El color no solo sirve para decorar, también guarda historias, emociones y formas de ver el mundo, en el diseño gráfico, los colores que usamos muchas veces nacen de lo que vemos todos los días: las calles, las paredes, el cielo, las ciudades y las luces con sus grandes sombras. De esta forma, no solo creamos algo bonito, si no que traducimos lo que sentimos al vivir en un lugar.
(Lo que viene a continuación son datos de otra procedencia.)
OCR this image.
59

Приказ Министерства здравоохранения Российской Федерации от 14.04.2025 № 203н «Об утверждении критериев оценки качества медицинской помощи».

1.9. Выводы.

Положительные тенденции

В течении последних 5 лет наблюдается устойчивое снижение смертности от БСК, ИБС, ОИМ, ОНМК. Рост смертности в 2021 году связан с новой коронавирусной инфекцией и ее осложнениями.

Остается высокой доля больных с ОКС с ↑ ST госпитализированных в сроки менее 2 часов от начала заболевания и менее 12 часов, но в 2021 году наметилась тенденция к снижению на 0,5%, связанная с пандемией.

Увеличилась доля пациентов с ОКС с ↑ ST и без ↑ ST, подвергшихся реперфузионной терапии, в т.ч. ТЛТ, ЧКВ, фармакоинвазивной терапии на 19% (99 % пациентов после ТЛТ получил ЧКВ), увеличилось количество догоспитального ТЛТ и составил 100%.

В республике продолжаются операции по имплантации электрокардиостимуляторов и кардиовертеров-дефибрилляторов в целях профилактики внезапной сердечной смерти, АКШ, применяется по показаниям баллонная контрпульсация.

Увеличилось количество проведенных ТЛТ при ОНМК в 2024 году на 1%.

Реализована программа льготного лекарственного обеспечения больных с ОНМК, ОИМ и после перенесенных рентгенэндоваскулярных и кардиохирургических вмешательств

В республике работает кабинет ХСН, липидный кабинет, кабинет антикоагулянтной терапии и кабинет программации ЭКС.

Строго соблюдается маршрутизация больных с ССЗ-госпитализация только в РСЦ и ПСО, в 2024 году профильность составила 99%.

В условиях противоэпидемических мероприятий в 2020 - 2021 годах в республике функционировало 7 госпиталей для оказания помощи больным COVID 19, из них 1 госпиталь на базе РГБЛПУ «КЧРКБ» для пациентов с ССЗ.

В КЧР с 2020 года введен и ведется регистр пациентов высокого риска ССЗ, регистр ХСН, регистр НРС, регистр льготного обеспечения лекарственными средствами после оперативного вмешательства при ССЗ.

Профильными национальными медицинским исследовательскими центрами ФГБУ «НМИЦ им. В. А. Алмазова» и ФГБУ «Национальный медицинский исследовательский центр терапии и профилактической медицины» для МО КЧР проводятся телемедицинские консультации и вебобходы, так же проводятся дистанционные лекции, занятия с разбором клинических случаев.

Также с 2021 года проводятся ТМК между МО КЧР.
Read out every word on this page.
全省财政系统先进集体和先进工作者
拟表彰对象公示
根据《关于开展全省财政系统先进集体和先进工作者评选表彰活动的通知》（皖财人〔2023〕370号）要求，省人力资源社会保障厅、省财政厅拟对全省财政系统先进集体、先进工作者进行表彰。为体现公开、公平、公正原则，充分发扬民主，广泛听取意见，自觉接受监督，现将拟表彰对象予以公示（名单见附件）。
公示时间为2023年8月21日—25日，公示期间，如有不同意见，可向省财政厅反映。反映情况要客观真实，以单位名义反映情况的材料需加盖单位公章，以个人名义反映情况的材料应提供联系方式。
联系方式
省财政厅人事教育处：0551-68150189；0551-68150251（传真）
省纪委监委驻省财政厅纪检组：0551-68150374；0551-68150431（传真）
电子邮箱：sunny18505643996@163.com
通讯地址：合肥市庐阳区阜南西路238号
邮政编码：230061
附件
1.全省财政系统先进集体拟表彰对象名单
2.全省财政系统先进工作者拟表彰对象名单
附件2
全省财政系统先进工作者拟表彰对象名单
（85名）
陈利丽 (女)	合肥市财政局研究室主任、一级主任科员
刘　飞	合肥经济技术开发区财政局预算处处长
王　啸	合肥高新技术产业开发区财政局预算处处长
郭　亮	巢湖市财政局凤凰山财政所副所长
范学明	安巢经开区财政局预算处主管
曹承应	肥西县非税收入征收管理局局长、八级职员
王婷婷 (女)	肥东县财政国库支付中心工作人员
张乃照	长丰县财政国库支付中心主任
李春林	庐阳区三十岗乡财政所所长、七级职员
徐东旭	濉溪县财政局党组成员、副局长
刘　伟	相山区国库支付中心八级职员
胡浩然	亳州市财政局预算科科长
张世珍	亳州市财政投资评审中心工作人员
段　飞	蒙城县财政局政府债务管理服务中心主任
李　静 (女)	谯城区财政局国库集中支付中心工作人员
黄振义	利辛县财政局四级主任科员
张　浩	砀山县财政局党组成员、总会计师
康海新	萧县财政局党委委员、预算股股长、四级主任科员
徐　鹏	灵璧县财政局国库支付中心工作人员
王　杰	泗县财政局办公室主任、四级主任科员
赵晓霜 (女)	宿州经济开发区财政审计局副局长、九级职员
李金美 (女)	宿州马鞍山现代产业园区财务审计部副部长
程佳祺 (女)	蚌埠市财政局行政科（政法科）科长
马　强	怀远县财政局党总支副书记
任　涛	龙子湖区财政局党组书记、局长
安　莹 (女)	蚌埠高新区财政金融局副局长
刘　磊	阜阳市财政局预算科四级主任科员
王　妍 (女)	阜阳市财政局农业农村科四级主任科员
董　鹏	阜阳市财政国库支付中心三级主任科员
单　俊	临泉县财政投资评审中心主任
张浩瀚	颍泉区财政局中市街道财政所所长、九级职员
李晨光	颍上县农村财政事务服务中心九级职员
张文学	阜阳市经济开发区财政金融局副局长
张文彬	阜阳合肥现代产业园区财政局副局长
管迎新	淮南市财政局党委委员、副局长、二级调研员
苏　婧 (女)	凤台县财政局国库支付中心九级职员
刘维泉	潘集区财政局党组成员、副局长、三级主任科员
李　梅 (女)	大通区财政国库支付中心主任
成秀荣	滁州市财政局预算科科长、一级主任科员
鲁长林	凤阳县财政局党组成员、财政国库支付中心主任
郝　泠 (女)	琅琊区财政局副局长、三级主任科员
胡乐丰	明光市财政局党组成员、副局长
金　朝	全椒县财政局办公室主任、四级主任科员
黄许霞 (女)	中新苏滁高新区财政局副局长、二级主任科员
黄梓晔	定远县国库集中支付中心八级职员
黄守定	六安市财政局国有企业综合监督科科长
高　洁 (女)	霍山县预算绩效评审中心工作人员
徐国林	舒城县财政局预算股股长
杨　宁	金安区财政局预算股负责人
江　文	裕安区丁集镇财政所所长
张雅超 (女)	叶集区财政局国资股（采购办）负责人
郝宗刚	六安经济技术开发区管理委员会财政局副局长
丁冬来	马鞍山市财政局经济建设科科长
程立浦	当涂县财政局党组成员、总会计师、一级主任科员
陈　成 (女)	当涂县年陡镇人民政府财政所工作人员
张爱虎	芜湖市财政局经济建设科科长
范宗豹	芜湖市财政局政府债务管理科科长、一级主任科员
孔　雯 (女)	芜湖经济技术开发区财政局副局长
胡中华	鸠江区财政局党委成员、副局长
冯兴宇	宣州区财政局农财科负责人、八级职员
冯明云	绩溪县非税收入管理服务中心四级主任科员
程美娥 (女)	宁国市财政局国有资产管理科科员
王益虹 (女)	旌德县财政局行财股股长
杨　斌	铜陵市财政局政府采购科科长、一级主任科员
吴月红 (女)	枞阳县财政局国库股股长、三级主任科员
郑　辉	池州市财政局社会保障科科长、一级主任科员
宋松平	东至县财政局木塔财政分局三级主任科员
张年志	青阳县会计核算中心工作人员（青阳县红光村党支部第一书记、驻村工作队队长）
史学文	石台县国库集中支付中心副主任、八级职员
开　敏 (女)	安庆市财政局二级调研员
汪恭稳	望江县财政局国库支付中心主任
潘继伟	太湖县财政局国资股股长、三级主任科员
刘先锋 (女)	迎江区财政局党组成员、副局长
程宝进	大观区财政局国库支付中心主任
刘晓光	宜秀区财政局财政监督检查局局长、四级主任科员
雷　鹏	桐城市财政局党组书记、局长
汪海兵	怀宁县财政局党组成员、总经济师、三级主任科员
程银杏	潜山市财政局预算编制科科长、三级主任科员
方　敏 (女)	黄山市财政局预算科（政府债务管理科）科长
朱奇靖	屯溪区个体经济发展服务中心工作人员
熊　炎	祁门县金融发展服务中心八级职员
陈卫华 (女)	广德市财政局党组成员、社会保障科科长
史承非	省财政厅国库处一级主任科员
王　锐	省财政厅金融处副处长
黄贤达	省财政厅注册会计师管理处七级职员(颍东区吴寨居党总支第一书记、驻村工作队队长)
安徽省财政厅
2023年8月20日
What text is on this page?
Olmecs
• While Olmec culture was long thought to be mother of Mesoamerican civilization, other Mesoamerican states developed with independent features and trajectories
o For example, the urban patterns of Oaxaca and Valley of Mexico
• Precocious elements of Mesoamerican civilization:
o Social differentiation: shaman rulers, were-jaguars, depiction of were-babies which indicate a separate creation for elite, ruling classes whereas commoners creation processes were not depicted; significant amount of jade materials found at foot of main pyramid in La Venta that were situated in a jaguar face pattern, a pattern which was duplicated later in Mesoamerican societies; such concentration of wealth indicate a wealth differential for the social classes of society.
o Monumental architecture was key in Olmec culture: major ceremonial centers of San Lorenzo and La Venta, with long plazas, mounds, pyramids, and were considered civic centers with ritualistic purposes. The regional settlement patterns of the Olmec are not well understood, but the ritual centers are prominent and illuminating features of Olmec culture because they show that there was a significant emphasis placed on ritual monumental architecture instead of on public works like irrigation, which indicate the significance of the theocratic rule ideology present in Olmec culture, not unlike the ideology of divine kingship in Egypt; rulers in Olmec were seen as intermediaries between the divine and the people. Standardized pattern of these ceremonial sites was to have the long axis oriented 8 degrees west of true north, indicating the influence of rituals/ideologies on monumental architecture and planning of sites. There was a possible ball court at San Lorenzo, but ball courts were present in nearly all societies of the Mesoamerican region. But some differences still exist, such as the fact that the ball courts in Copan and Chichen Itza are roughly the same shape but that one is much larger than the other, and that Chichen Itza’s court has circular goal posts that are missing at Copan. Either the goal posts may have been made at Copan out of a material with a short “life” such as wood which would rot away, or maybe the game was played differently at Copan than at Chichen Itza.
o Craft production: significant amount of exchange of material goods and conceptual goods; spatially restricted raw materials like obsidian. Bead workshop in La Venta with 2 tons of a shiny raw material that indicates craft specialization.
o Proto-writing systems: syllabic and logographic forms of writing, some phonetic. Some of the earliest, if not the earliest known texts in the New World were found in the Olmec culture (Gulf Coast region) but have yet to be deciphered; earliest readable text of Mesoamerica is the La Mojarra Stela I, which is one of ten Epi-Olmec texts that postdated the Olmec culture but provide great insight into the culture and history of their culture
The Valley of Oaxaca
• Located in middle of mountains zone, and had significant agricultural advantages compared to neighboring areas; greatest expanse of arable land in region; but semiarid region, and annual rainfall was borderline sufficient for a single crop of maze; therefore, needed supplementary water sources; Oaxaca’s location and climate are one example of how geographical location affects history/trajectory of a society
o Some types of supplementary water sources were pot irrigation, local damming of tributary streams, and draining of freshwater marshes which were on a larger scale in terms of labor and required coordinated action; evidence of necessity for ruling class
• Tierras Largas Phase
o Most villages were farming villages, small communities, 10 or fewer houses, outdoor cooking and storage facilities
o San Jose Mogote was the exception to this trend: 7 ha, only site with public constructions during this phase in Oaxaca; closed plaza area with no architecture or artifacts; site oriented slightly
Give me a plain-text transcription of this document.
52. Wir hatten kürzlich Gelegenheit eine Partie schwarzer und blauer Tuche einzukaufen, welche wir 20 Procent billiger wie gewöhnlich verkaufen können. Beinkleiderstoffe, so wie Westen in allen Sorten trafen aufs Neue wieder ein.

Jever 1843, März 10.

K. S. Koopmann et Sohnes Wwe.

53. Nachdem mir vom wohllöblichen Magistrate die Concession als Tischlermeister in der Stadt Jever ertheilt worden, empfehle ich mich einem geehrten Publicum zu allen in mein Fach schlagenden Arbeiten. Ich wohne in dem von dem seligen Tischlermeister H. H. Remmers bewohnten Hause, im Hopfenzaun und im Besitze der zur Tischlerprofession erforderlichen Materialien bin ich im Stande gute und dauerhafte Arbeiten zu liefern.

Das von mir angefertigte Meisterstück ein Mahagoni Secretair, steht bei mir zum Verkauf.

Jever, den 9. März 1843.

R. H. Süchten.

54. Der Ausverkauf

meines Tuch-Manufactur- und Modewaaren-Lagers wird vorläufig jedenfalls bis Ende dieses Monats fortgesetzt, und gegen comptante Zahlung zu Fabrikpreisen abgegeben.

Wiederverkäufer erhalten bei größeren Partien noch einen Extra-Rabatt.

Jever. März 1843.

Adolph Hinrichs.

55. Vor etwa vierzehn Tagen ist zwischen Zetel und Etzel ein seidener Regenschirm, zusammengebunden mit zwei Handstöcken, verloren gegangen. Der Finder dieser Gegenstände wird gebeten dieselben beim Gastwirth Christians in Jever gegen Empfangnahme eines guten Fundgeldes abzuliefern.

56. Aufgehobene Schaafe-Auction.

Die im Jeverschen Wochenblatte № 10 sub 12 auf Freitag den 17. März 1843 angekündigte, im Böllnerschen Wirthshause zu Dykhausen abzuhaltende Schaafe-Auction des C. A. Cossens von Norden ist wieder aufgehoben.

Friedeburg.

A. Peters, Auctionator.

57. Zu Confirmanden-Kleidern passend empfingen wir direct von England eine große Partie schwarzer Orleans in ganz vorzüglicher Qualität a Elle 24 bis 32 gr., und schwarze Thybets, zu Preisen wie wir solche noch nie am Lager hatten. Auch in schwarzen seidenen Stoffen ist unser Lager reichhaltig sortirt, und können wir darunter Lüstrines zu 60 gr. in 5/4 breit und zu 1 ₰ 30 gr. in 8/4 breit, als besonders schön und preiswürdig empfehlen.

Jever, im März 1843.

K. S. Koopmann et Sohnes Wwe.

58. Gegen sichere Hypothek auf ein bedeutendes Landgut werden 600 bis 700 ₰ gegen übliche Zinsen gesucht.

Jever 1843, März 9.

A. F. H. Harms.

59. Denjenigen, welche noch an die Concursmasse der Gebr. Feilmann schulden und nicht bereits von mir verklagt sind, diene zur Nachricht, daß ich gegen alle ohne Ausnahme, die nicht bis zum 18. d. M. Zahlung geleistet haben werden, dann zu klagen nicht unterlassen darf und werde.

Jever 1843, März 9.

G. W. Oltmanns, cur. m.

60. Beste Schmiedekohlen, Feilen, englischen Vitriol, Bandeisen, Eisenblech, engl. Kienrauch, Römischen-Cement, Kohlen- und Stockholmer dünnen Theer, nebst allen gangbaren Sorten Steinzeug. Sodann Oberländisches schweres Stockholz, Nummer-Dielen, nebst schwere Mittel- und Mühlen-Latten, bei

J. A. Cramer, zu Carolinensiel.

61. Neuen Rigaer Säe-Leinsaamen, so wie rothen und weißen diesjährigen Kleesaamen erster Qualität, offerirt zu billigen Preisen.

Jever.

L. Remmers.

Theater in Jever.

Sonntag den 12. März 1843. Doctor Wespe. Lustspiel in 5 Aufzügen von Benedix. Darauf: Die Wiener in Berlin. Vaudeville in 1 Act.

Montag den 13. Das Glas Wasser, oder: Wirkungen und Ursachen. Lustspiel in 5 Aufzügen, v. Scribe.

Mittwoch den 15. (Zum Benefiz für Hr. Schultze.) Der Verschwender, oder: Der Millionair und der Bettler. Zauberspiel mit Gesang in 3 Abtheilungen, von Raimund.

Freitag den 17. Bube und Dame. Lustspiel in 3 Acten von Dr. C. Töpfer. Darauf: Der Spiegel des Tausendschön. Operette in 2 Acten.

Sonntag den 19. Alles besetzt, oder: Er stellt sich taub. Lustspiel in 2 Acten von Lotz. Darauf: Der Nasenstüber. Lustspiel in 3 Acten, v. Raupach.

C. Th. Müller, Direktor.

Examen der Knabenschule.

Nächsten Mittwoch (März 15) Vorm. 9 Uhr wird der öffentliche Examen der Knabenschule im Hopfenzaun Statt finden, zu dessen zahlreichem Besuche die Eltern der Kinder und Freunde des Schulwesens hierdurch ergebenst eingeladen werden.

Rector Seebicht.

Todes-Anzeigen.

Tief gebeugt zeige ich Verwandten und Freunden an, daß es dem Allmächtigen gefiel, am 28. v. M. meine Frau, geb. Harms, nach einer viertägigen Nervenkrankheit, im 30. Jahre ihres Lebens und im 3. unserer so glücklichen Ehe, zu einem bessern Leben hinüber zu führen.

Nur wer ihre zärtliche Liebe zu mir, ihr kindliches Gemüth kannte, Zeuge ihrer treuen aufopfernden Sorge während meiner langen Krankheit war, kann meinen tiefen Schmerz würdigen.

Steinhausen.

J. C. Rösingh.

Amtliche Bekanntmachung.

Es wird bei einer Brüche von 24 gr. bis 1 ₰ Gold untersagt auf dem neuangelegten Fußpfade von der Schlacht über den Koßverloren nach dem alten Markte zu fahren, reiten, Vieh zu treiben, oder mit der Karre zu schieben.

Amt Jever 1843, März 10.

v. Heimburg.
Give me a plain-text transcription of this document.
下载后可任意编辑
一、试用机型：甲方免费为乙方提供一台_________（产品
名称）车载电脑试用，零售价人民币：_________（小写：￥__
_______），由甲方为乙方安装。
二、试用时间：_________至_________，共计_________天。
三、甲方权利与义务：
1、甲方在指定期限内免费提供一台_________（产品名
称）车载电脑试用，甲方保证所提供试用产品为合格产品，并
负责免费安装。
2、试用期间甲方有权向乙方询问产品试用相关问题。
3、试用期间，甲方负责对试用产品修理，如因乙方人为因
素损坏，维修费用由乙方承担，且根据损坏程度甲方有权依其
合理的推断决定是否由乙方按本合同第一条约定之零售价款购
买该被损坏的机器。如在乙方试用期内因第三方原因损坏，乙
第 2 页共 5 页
En Lima, el gris del cielo parece cubrirlo todo, pero debajo de esa neblina aparece un estallido de colores en carteles, los mercados y las calles llenas de vida. Es un contraste entre lo apagado y lo intenso, entre el orden y el caos. Este mismo se refleja en el diseño gráfico, donde los colores fuertes buscan abrirse paso. haciéndose notar en medio del ruido de la ciudad.
Muy distinto es lo que se siente en Cartagena, donde los colores parecen respirar con calma en cada fachada. Amarillos, azules y rosados pintan las calles con una alegría que se siente tranquila, casi como un recuerdo cálido. En el diseño, esa armonía se convierte en composiciones suaves, donde el color no grita, sino que abraza y transmite una sensación de identidad y pertenencia.
En Ciudad de México, el color es una mezcla viva de pasado y presente, está en los murales, en los mercados, en las fiestas que llenan las calles de significado. Cada tono parece contar una historia, una tradición, una memoria colectiva. Por eso, el diseño gráfico toma esos colores con fuerza y los transforma en piezas llenas de vida, donde lo cultural y lo moderno se encuentran.
Al final, los colores de nuestras ciudades no solo se ven, se sienten. Se quedan en la memoria y aparecen en lo que creamos, el diseño gráfico se convierte en una forma de recordar de dónde venimos, de mostrar quiénes somos y de darle voz, a través del color, a todo lo que la ciudad nos hace sentir.